ALAM SEMESTA ini begitu besar sehingga para astronom tidak sanggup bahkan untuk mulai menghitung semua galaksinya. Galaksi kita, Bima Sakti, begitu luas sehingga manusia tidak sanggup bahkan untuk mulai menghitung semua bintangnya. Beberapa bintang, Antares misalnya, ribuan kali lebih besar dan lebih cemerlang daripada matahari kita. Pastilah Pencipta Agung dari segala bintang di alam semesta ini sangat perkasa! Sebenarnya, Ia yang ”menyuruh segenap tentara mereka keluar, sambil memanggil nama mereka sekaliannya”. (Yesaya 40:26) Namun, Allah menakjubkan yang sama ini juga ”sangat lembut dalam kasih sayang dan beriba hati”. Alangkah menyegarkan pengetahuan ini bagi hamba-hamba Yehuwa yang rendah hati, khususnya bagi mereka yang menderita akibat penganiayaan, penyakit, depresi, dan penderitaan-penderitaan lain!

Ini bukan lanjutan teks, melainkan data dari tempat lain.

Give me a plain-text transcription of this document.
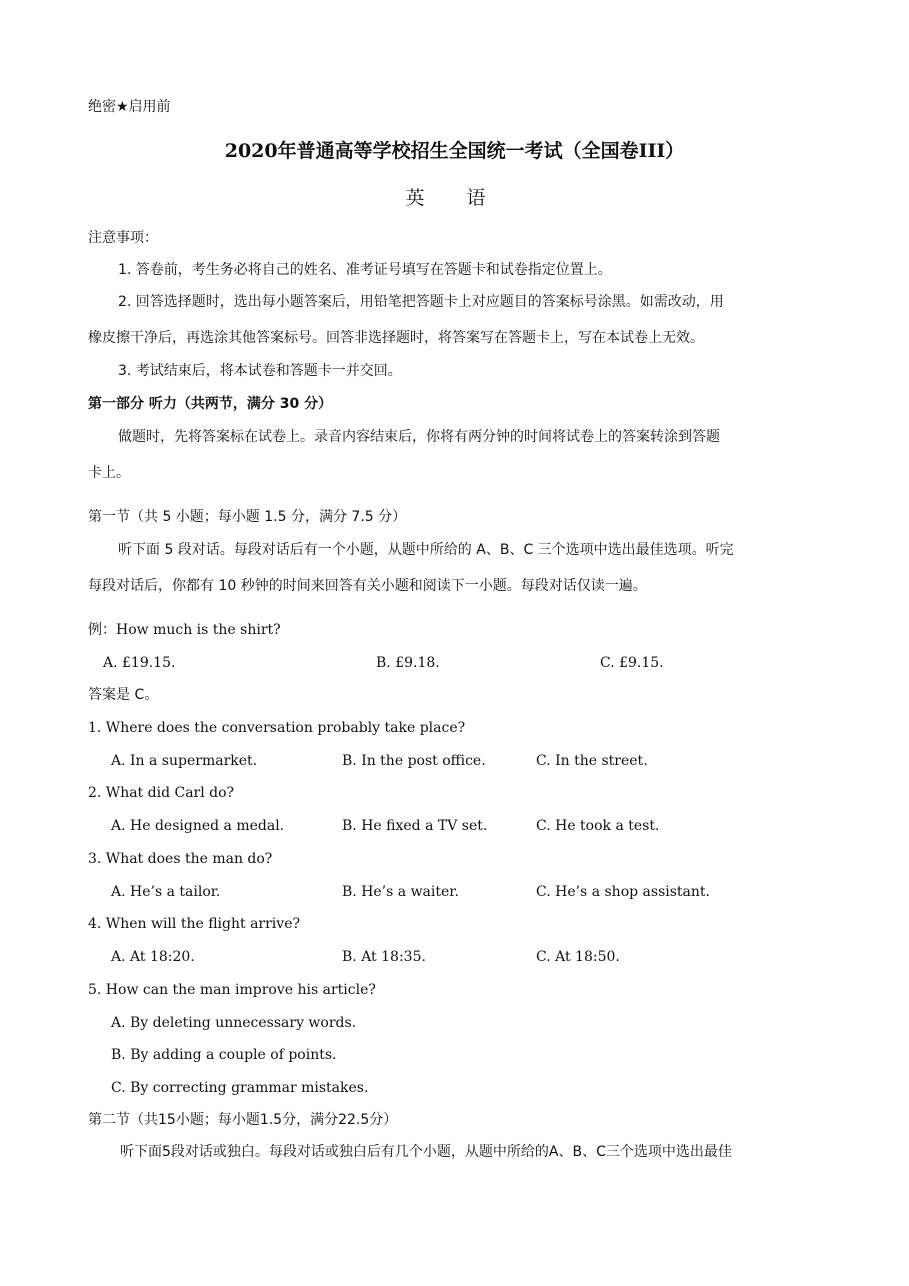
绝密★启用前
2020年普通高等学校招生全国统一考试（全国卷III）
英 语
注意事项：
1. 答卷前，考生务必将自己的姓名、准考证号填写在答题卡和试卷指定位置上。
2. 回答选择题时，选出每小题答案后，用铅笔把答题卡上对应题目的答案标号涂黑。如需改动，用
橡皮擦干净后，再选涂其他答案标号。回答非选择题时，将答案写在答题卡上，写在本试卷上无效。
3. 考试结束后，将本试卷和答题卡一并交回。
第一部分 听力（共两节，满分 30 分）
做题时，先将答案标在试卷上。录音内容结束后，你将有两分钟的时间将试卷上的答案转涂到答题
卡上。
第一节（共 5 小题；每小题 1.5 分，满分 7.5 分）
听下面 5 段对话。每段对话后有一个小题，从题中所给的 A、B、C 三个选项中选出最佳选项。听完
每段对话后，你都有 10 秒钟的时间来回答有关小题和阅读下一小题。每段对话仅读一遍。
例：How much is the shirt?
A. £19.15.	B. £9.18.	C. £9.15.
答案是 C。
1. Where does the conversation probably take place?
A. In a supermarket.	B. In the post office.	C. In the street.
2. What did Carl do?
A. He designed a medal.	B. He fixed a TV set.	C. He took a test.
3. What does the man do?
A. He’s a tailor.	B. He’s a waiter.	C. He’s a shop assistant.
4. When will the flight arrive?
A. At 18:20.	B. At 18:35.	C. At 18:50.
5. How can the man improve his article?
A. By deleting unnecessary words.
B. By adding a couple of points.
C. By correcting grammar mistakes.
第二节（共15小题；每小题1.5分，满分22.5分）
听下面5段对话或独白。每段对话或独白后有几个小题，从题中所给的A、B、C三个选项中选出最佳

2. Bagaimana emosi-emosi yang lembut sering dipandang oleh orang-orang dunia ini?
2 Banyak orang memandang emosi-emosi yang lebih lembut, seperti ”kasih sayang yang lembut dan keibaan hati” dari Kristus sebagai kelemahan. (Filipi 2:1, NW) Dipengaruhi oleh paham evolusi, mereka menganjurkan orang-orang untuk menomorsatukan diri mereka bahkan jika itu berarti menginjak-injak perasaan orang-orang lain. Sejumlah tokoh anutan dalam dunia hiburan dan olahraga adalah orang-orang yang gagah perkasa yang pantang meneteskan air mata atau memperlihatkan kasih sayang yang lembut. Beberapa penguasa politik bertindak serupa. Seorang filsuf Stoa bernama Seneca, yang menggembleng kaisar Nero yang kejam, menekankan bahwa ”rasa kasihan adalah suatu kelemahan”. Cyclopædia dari M’Clintock dan Strong mengatakan, ”Pengaruh Stoikisme . . . terus mempengaruhi pikiran manusia bahkan pada zaman sekarang.”
3. Bagaimana Yehuwa menggambarkan diri-Nya kepada Musa?

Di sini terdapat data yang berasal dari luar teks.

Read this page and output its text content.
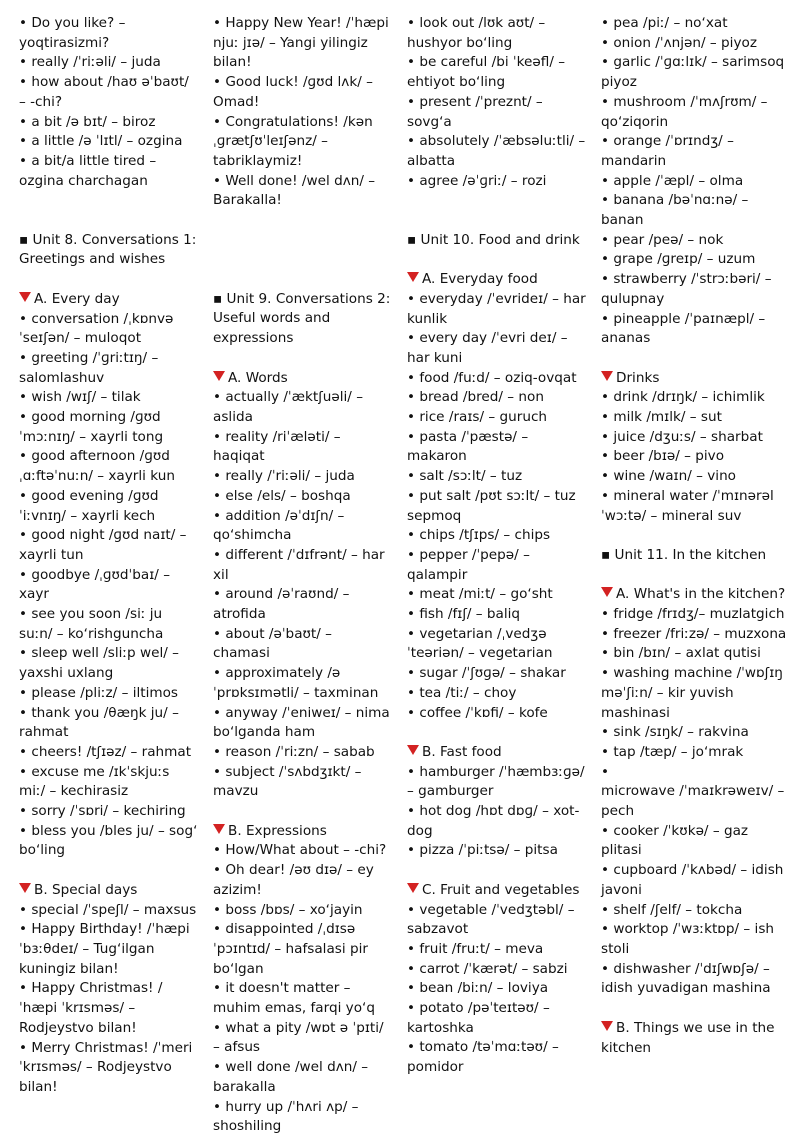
• Do you like? – yoqtirasizmi?
• really /ˈriːəli/ – juda
• how about /haʊ əˈbaʊt/ – -chi?
• a bit /ə bɪt/ – biroz
• a little /ə ˈlɪtl/ – ozgina
• a bit/a little tired – ozgina charchagan
▪ Unit 8. Conversations 1: Greetings and wishes
A. Every day
• conversation /ˌkɒnvəˈseɪʃən/ – muloqot
• greeting /ˈɡriːtɪŋ/ – salomlashuv
• wish /wɪʃ/ – tilak
• good morning /ɡʊd ˈmɔːnɪŋ/ – xayrli tong
• good afternoon /ɡʊd ˌɑːftəˈnuːn/ – xayrli kun
• good evening /ɡʊd ˈiːvnɪŋ/ – xayrli kech
• good night /ɡʊd naɪt/ – xayrli tun
• goodbye /ˌɡʊdˈbaɪ/ – xayr
• see you soon /siː ju suːn/ – koʻrishguncha
• sleep well /sliːp wel/ – yaxshi uxlang
• please /pliːz/ – iltimos
• thank you /θæŋk ju/ – rahmat
• cheers! /tʃɪəz/ – rahmat
• excuse me /ɪkˈskjuːs miː/ – kechirasiz
• sorry /ˈsɒri/ – kechiring
• bless you /bles ju/ – sogʻ boʻling
B. Special days
• special /ˈspeʃl/ – maxsus
• Happy Birthday! /ˈhæpi ˈbɜːθdeɪ/ – Tugʻilgan kuningiz bilan!
• Happy Christmas! /ˈhæpi ˈkrɪsməs/ – Rodjeystvo bilan!
• Merry Christmas! /ˈmeri ˈkrɪsməs/ – Rodjeystvo bilan!
• Happy New Year! /ˈhæpi njuː jɪə/ – Yangi yilingiz bilan!
• Good luck! /ɡʊd lʌk/ – Omad!
• Congratulations! /kən ˌɡrætʃʊˈleɪʃənz/ – tabriklaymiz!
• Well done! /wel dʌn/ – Barakalla!
▪ Unit 9. Conversations 2: Useful words and expressions
A. Words
• actually /ˈæktʃuəli/ – aslida
• reality /riˈæləti/ – haqiqat
• really /ˈriːəli/ – juda
• else /els/ – boshqa
• addition /əˈdɪʃn/ – qoʻshimcha
• different /ˈdɪfrənt/ – har xil
• around /əˈraʊnd/ – atrofida
• about /əˈbaʊt/ – chamasi
• approximately /əˈprɒksɪmətli/ – taxminan
• anyway /ˈeniweɪ/ – nima boʻlganda ham
• reason /ˈriːzn/ – sabab
• subject /ˈsʌbdʒɪkt/ – mavzu
B. Expressions
• How/What about – -chi?
• Oh dear! /əʊ dɪə/ – ey azizim!
• boss /bɒs/ – xoʻjayin
• disappointed /ˌdɪsəˈpɔɪntɪd/ – hafsalasi pir boʻlgan
• it doesn't matter – muhim emas, farqi yoʻq
• what a pity /wɒt ə ˈpɪti/ – afsus
• well done /wel dʌn/ – barakalla
• hurry up /ˈhʌri ʌp/ – shoshiling
• look out /lʊk aʊt/ – hushyor boʻling
• be careful /bi ˈkeəfl/ – ehtiyot boʻling
• present /ˈpreznt/ – sovgʻa
• absolutely /ˈæbsəluːtli/ – albatta
• agree /əˈɡriː/ – rozi
▪ Unit 10. Food and drink
A. Everyday food
• everyday /ˈevrideɪ/ – har kunlik
• every day /ˈevri deɪ/ – har kuni
• food /fuːd/ – oziq-ovqat
• bread /bred/ – non
• rice /raɪs/ – guruch
• pasta /ˈpæstə/ – makaron
• salt /sɔːlt/ – tuz
• put salt /pʊt sɔːlt/ – tuz sepmoq
• chips /tʃɪps/ – chips
• pepper /ˈpepə/ – qalampir
• meat /miːt/ – goʻsht
• fish /fɪʃ/ – baliq
• vegetarian /ˌvedʒəˈteəriən/ – vegetarian
• sugar /ˈʃʊɡə/ – shakar
• tea /tiː/ – choy
• coffee /ˈkɒfi/ – kofe
B. Fast food
• hamburger /ˈhæmbɜːɡə/ – gamburger
• hot dog /hɒt dɒɡ/ – xot-dog
• pizza /ˈpiːtsə/ – pitsa
C. Fruit and vegetables
• vegetable /ˈvedʒtəbl/ – sabzavot
• fruit /fruːt/ – meva
• carrot /ˈkærət/ – sabzi
• bean /biːn/ – loviya
• potato /pəˈteɪtəʊ/ – kartoshka
• tomato /təˈmɑːtəʊ/ – pomidor
• pea /piː/ – noʻxat
• onion /ˈʌnjən/ – piyoz
• garlic /ˈɡɑːlɪk/ – sarimsoq piyoz
• mushroom /ˈmʌʃrʊm/ – qoʻziqorin
• orange /ˈɒrɪndʒ/ – mandarin
• apple /ˈæpl/ – olma
• banana /bəˈnɑːnə/ – banan
• pear /peə/ – nok
• grape /ɡreɪp/ – uzum
• strawberry /ˈstrɔːbəri/ – qulupnay
• pineapple /ˈpaɪnæpl/ – ananas
Drinks
• drink /drɪŋk/ – ichimlik
• milk /mɪlk/ – sut
• juice /dʒuːs/ – sharbat
• beer /bɪə/ – pivo
• wine /waɪn/ – vino
• mineral water /ˈmɪnərəl ˈwɔːtə/ – mineral suv
▪ Unit 11. In the kitchen
A. What's in the kitchen?
• fridge /frɪdʒ/– muzlatgich
• freezer /friːzə/ – muzxona
• bin /bɪn/ – axlat qutisi
• washing machine /ˈwɒʃɪŋ məˈʃiːn/ – kir yuvish mashinasi
• sink /sɪŋk/ – rakvina
• tap /tæp/ – joʻmrak
•
microwave /ˈmaɪkrəweɪv/ – pech
• cooker /ˈkʊkə/ – gaz plitasi
• cupboard /ˈkʌbəd/ – idish javoni
• shelf /ʃelf/ – tokcha
• worktop /ˈwɜːktɒp/ – ish stoli
• dishwasher /ˈdɪʃwɒʃə/ – idish yuvadigan mashina
B. Things we use in the kitchen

3 Bertentangan dengan hal itu, kepribadian dari Pencipta manusia menghangatkan hati. Ia menggambarkan diri-Nya kepada Musa dengan kata-kata ini, ”[Yehuwa], [Yehuwa], Allah penyayang [”berbelaskasihan”, NW] dan pengasih, panjang sabar, berlimpah kasih-Nya dan setia-Nya, . . . yang mengampuni kesalahan, pelanggaran dan dosa; tetapi tidaklah sekali-kali membebaskan orang yang bersalah dari hukuman.” (Keluaran 34:6, 7) Memang, Yehuwa mengakhiri penjelasan tentang diri-Nya ini dengan menandaskan keadilan-Nya. Ia tidak akan membebaskan para pedosa yang sengaja dari hukuman yang patut. Namun, Ia pertama-tama menggambarkan diri-Nya sebagai Allah yang berbelaskasihan, secara harfiah ”penuh belas kasihan”.
4. Apa makna yang menghangatkan hati dari kata Ibrani yang sering diterjemahkan menjadi ”belas kasihan”?

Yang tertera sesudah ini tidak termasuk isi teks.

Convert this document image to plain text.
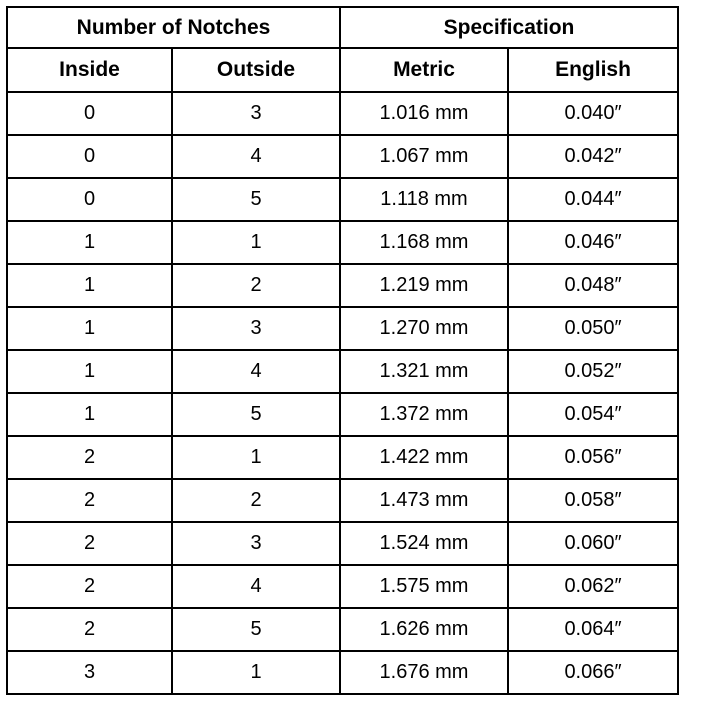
Number of Notches		Specification	
Inside	Outside	Metric	English
0	3	1.016 mm	0.040″
0	4	1.067 mm	0.042″
0	5	1.118 mm	0.044″
1	1	1.168 mm	0.046″
1	2	1.219 mm	0.048″
1	3	1.270 mm	0.050″
1	4	1.321 mm	0.052″
1	5	1.372 mm	0.054″
2	1	1.422 mm	0.056″
2	2	1.473 mm	0.058″
2	3	1.524 mm	0.060″
2	4	1.575 mm	0.062″
2	5	1.626 mm	0.064″
3	1	1.676 mm	0.066″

4 Kadang-kadang kata ”belas kasihan” disangka hanya mengandung makna hukum yang kaku, yakni menahan penghukuman. Akan tetapi, suatu perbandingan dari terjemahan-terjemahan Alkitab menunjukkan makna yang kaya dari kata sifat Ibrani yang berasal dari kata kerja ra·chamʹ. Menurut beberapa sarjana, pengertian dasarnya adalah ”menjadi lembut”. ”Racham”, menurut buku Synonyms of the Old Testament, ”menyatakan perasaan iba hati yang dalam dan lembut, seperti yang ditimbulkan karena melihat kelemahan atau penderitaan dalam diri orang-orang yang kita kasihi atau yang membutuhkan bantuan kita”. Definisi lain yang menghangatkan hati dari sifat yang menyenangkan ini dapat ditemukan dalam buku Insight on the Scriptures, Jilid 2, halaman 375-9.
5. Bagaimana belas kasihan terbukti dalam Hukum Musa?
5 Keibaan hati Allah yang lembut jelas terbukti dalam Hukum yang Ia berikan kepada bangsa Israel. Orang-orang yang kurang beruntung, seperti janda-janda, anak-anak yatim, dan orang-orang miskin, harus diperlakukan dengan iba hati. (Keluaran 22:22-27; Imamat 19:9, 10; Ulangan 15:7-11) Semua orang, termasuk budak dan binatang, harus mendapat manfaat dari istirahat Sabat mingguan. (Keluaran 20:10) Selanjutnya, Allah memperhatikan orang-orang yang memperlakukan orang-orang yang rendah dengan lembut. Amsal 19:17 mengatakan, ”Siapa menaruh belas kasihan kepada orang yang lemah [”rendah”, NW], memiutangi [Yehuwa], yang akan membalas perbuatannya itu.”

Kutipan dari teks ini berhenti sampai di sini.